Women play a valued role in these communities. While men attend to much of the agricultural work and animal husbandry, women are responsible for raising and processing garden crops and milk byproducts—important sources of family income. As a result, women hold elevated positions in families and in village life, Gürsan-Salzmann says.
In the past few years, Gürsan-Salzmann has taken steps to help women in Yassıhöyük further elevate their status. Providing logistical and financial support, she has helped establish a women’s cooperative market that offers goods to village locals and tourists. Officially launched in 2011, the cooperative sells handmade crafts, including knitted clothing and lacework, amulets made from seeds, and beaded jewelry. The women also produce foodstuffs to sell, based on the foods they preserve for the winter. These include cheese, fruit jams, and a traditional Turkish soup called tarhana.
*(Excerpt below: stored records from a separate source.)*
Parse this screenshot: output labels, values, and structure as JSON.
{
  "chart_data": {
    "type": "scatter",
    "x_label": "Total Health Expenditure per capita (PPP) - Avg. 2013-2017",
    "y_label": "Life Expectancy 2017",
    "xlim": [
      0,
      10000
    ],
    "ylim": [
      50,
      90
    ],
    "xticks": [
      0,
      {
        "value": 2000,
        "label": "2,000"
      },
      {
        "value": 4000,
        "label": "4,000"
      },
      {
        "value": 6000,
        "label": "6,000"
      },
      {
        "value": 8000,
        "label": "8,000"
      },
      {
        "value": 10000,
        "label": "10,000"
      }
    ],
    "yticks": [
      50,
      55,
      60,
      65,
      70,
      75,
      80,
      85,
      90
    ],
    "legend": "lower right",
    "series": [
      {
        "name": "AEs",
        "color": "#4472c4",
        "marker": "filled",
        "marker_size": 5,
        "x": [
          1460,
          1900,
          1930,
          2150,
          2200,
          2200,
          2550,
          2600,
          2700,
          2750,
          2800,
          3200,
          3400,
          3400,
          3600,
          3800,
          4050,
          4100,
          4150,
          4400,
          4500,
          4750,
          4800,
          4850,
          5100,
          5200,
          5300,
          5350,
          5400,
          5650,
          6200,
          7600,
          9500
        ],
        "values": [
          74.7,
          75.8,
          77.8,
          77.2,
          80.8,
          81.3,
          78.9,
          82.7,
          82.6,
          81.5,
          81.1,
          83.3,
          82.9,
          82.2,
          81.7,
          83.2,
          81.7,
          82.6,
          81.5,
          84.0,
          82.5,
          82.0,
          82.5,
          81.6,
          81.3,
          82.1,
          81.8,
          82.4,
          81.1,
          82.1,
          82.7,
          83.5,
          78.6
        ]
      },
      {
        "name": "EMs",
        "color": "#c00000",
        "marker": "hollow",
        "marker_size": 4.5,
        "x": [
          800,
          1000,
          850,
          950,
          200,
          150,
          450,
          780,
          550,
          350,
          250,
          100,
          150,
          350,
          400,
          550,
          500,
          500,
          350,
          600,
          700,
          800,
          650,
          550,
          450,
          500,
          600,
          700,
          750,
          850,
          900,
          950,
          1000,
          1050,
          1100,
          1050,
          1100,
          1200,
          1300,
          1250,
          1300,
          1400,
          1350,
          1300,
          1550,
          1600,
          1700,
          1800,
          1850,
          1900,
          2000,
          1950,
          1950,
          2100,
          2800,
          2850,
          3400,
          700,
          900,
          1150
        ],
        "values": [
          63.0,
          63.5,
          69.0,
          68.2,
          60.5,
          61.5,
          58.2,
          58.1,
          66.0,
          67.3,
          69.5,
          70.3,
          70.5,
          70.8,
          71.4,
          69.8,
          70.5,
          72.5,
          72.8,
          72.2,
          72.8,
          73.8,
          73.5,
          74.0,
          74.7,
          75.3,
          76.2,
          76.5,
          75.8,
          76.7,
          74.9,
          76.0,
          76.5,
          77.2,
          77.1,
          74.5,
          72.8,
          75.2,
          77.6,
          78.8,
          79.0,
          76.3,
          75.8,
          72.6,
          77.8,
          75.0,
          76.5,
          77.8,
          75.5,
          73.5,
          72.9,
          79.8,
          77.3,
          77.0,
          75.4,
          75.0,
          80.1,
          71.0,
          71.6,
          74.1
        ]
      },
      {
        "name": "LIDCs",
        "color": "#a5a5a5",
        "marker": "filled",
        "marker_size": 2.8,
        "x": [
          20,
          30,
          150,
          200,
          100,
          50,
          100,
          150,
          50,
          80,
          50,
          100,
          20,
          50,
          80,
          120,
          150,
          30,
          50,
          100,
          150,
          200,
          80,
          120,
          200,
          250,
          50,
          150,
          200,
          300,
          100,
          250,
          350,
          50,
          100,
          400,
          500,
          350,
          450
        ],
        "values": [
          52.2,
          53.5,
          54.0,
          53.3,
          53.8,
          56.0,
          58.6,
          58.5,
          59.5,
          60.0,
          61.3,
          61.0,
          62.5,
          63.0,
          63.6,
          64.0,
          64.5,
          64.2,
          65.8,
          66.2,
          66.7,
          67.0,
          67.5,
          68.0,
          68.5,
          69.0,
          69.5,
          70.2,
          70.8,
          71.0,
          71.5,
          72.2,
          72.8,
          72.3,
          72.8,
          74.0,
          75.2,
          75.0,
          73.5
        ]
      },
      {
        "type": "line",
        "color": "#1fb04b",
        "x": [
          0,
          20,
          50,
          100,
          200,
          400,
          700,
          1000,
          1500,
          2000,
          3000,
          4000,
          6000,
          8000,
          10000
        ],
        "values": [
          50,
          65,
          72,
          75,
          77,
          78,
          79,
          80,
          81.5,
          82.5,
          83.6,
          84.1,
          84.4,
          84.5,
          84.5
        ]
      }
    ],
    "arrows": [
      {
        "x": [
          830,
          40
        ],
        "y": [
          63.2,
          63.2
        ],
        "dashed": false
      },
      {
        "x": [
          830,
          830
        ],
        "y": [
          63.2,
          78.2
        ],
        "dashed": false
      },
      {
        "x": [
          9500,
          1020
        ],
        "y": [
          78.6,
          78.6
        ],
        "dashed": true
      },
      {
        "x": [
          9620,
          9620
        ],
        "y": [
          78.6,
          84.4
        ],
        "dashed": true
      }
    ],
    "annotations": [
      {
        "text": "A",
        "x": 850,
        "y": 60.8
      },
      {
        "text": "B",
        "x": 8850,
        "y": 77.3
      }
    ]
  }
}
“The powdered soup they make is wonderful,” Gürsan-Salzmann says. “It’s the most organic thing you’ve ever eaten. It consists of yogurt, wheat, sundried tomatoes, sundried pepper, and then added to this is dry mint. Every ingredient is produced in the village.”
The women now contribute a portion of their sales back into the cooperative to fund the production of the next season’s goods. Not only does the market provide the women with a small amount of additional income, it is also affecting a deeper change in those who participate, Gürsan-Salzmann notes, due to the influx of tourists from all over the world.
“The women are beginning to be very aware of their interactions with people outside of the region, even if they don’t speak the same language,” she says. “They’re gaining an understanding of themselves, the world outside the village, and the historical landscape of which they and their families are a part.”